Starting with Director version 4.0, Lingo was extensible through a new improved class of external plugin called Xtras. Xtras were developed in C++ using the Microsoft Component Object Model (COM). The standardization with COM helped attract developers to creating a market for such plug-ins.

===Imaging Lingo===
Imaging Lingo was introduced with Director 8.0, and allowed developers to write high-performance image manipulation commands using a simple syntax. There are some similarities to functions of image applications (like Photoshop), that make it easy to create dynamic, code-based visual effects. Image manipulation was also added into ActionScript 3.0 with the BitmapData class. As this included more sophisticated commands, Director was also updated to allow conversion between the BitmapData object and its own Image objects.

===3D===
Director 8.5 introduced a DirectX 3D engine that could be scripted with Lingo. Lingo was updated substantially to support the new 3D objects and now includes a full-featured set of 3D commands. An Xtra was also created to enable use of the Havok 3D Physics engine, and later the AGEIA PhysX engine, in Director 11.

==Other languages==
These other languages are perhaps not as well known as the Macromedia language. However, a legal anomaly remains in the UK that the trademark of the word 'Lingo' is held by Linn Smart Computing.

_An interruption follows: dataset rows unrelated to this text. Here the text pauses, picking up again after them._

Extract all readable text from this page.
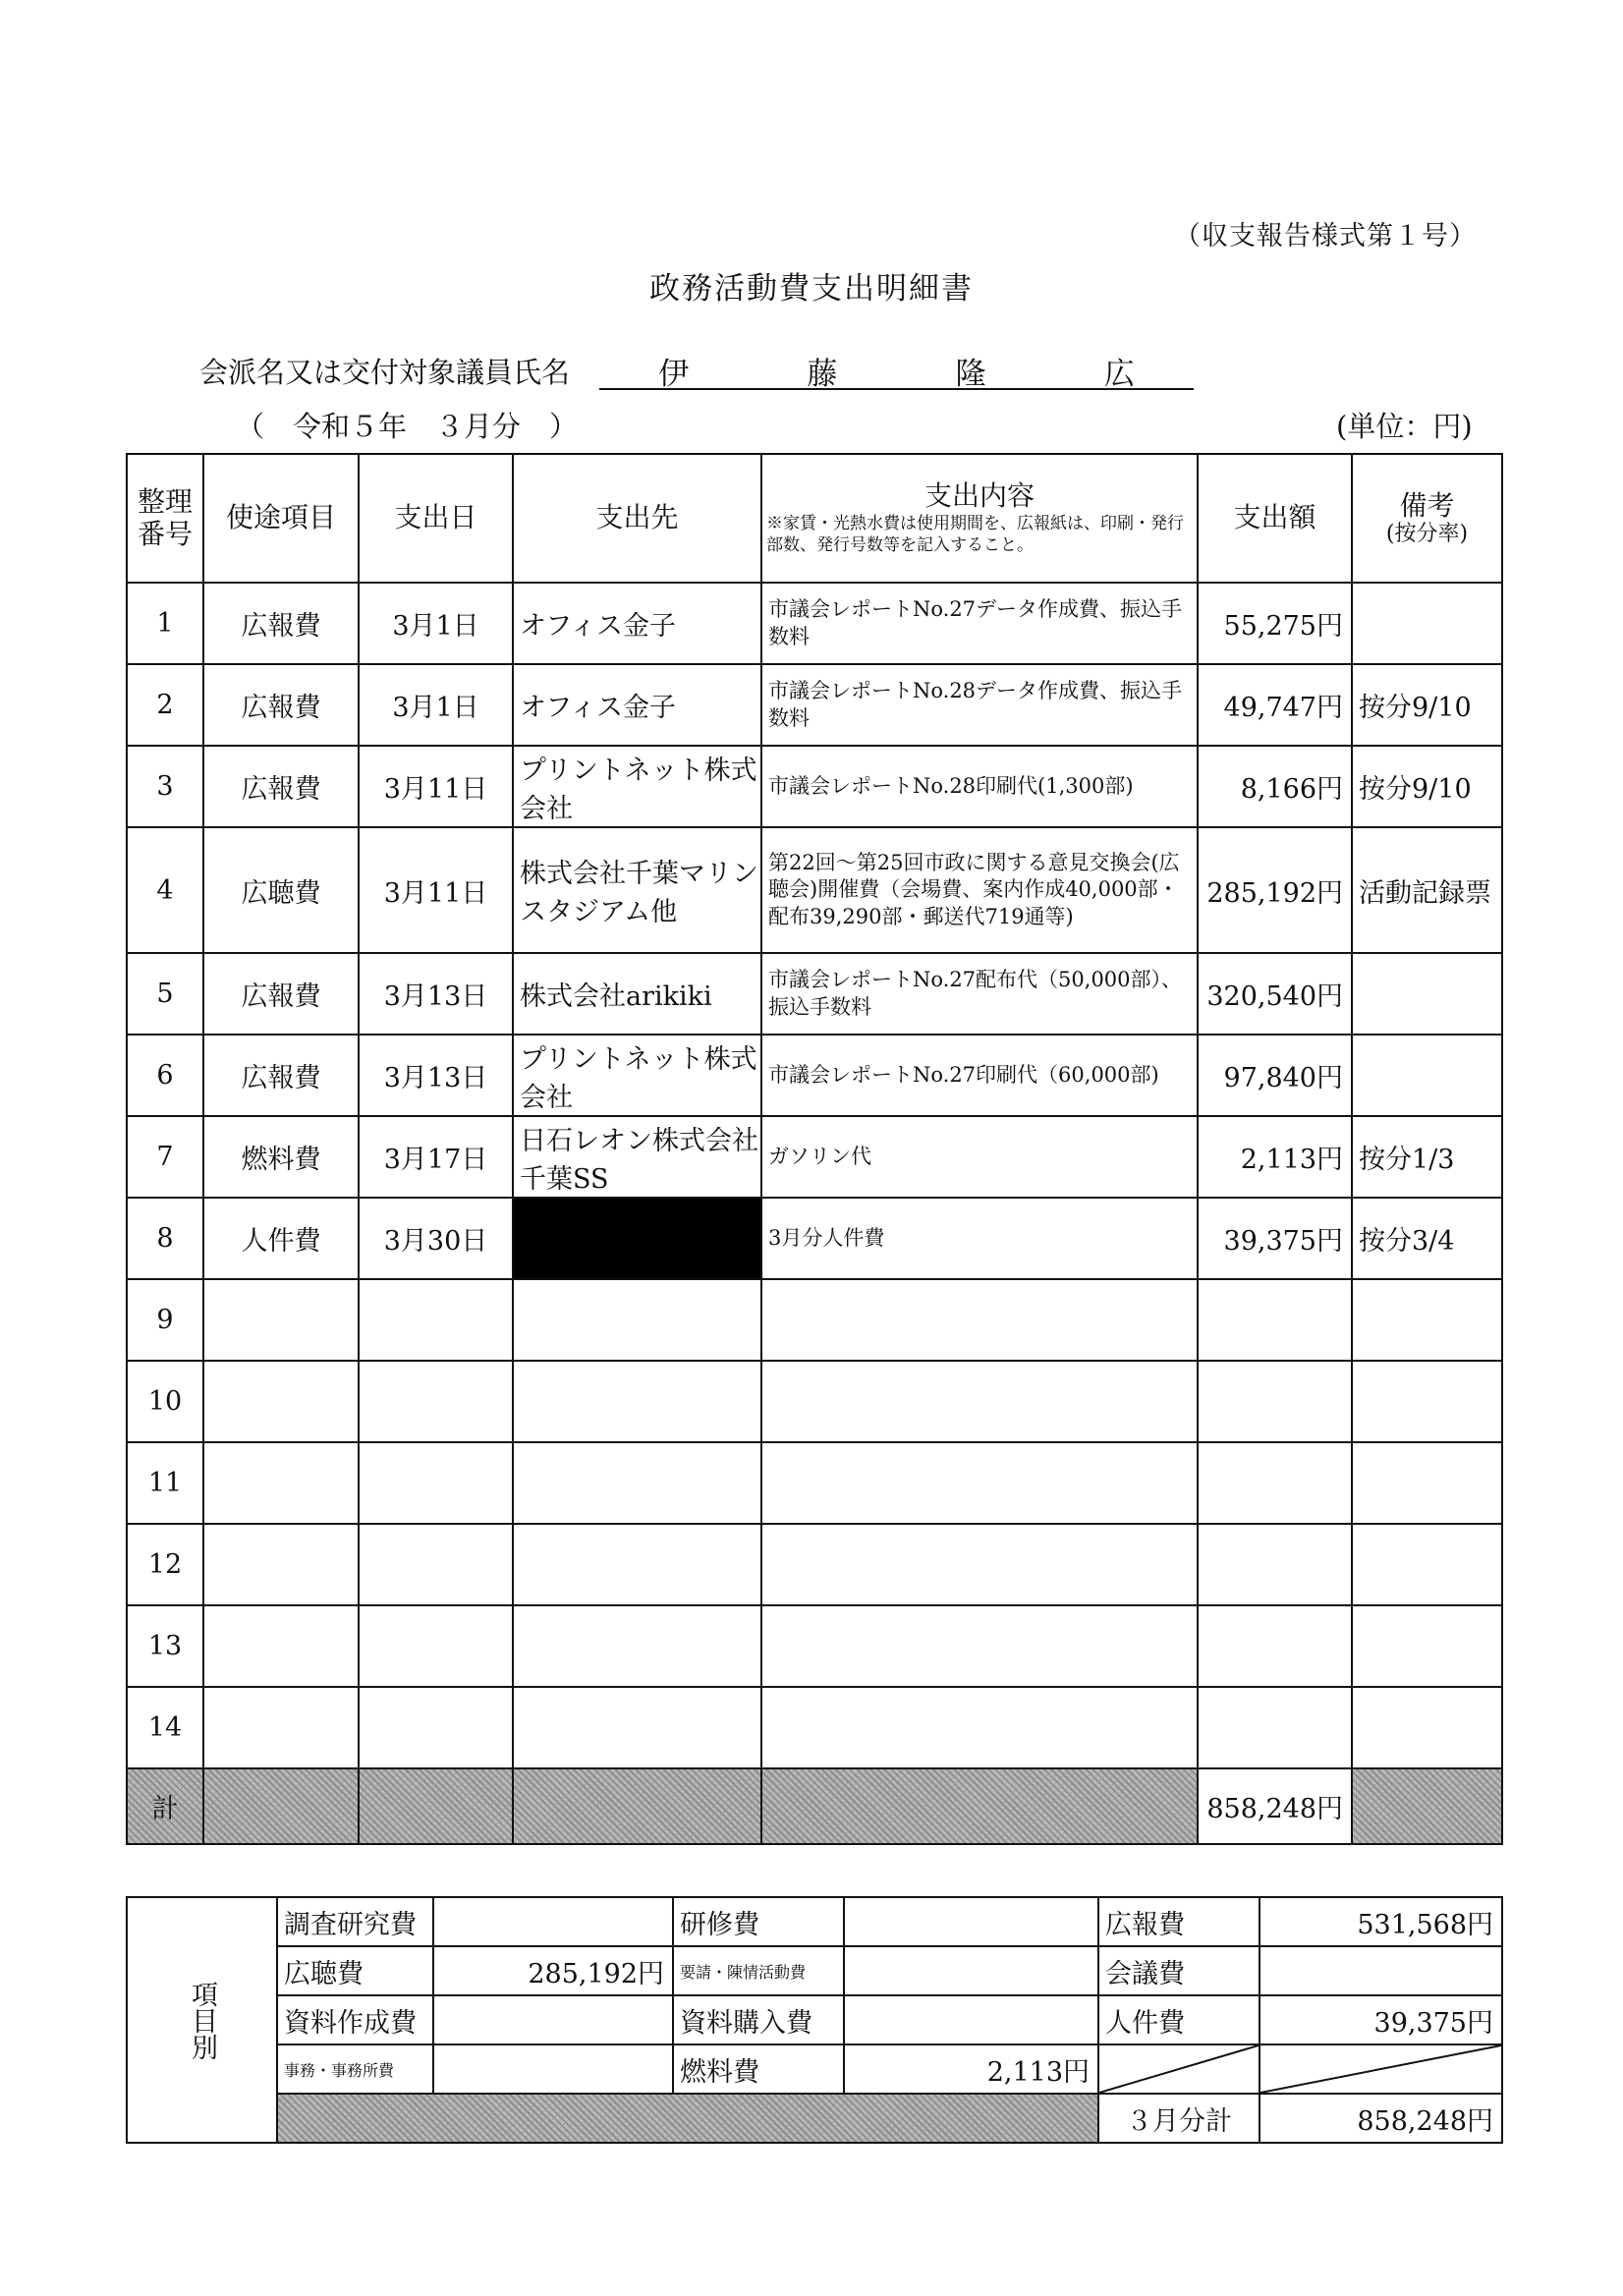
（収支報告様式第１号）
政務活動費支出明細書
会派名又は交付対象議員氏名	伊	藤	隆	広
（　令和５年　３月分　）	(単位：円)
整理
番号	使途項目	支出日	支出先	支出内容
※家賃・光熱水費は使用期間を、広報紙は、印刷・発行部数、発行号数等を記入すること。	支出額	備考
(按分率)

1	広報費	3月1日	オフィス金子	市議会レポートNo.27データ作成費、振込手数料	55,275円	
2	広報費	3月1日	オフィス金子	市議会レポートNo.28データ作成費、振込手数料	49,747円	按分9/10
3	広報費	3月11日	プリントネット株式会社	市議会レポートNo.28印刷代(1,300部)	8,166円	按分9/10
4	広聴費	3月11日	株式会社千葉マリンスタジアム他	第22回～第25回市政に関する意見交換会(広聴会)開催費（会場費、案内作成40,000部・配布39,290部・郵送代719通等)	285,192円	活動記録票
5	広報費	3月13日	株式会社arikiki	市議会レポートNo.27配布代（50,000部）、振込手数料	320,540円	
6	広報費	3月13日	プリントネット株式会社	市議会レポートNo.27印刷代（60,000部)	97,840円	
7	燃料費	3月17日	日石レオン株式会社千葉SS	ガソリン代	2,113円	按分1/3
8	人件費	3月30日		3月分人件費	39,375円	按分3/4
9						
10						
11						
12						
13						
14						
計					858,248円	
項目別	調査研究費		研修費		広報費	531,568円
	広聴費	285,192円	要請・陳情活動費		会議費	
	資料作成費		資料購入費		人件費	39,375円
	事務・事務所費		燃料費	2,113円	

					３月分計	858,248円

- A language called Lingo was released for software development under Windows. This version was designed as a compilable high level programming language.
- A programming language based on Smalltalk was developed for the Rekursiv processor developed by Linn Smart Computing in Scotland, UK. This language was named Lingo and is significant because its makers successfully obtained a trademark in the UK.
- LINGO is also a programming language for solving linear, nonlinear and integer optimization problems, first developed in 1988 by LINDO Systems Inc. This language is still in production.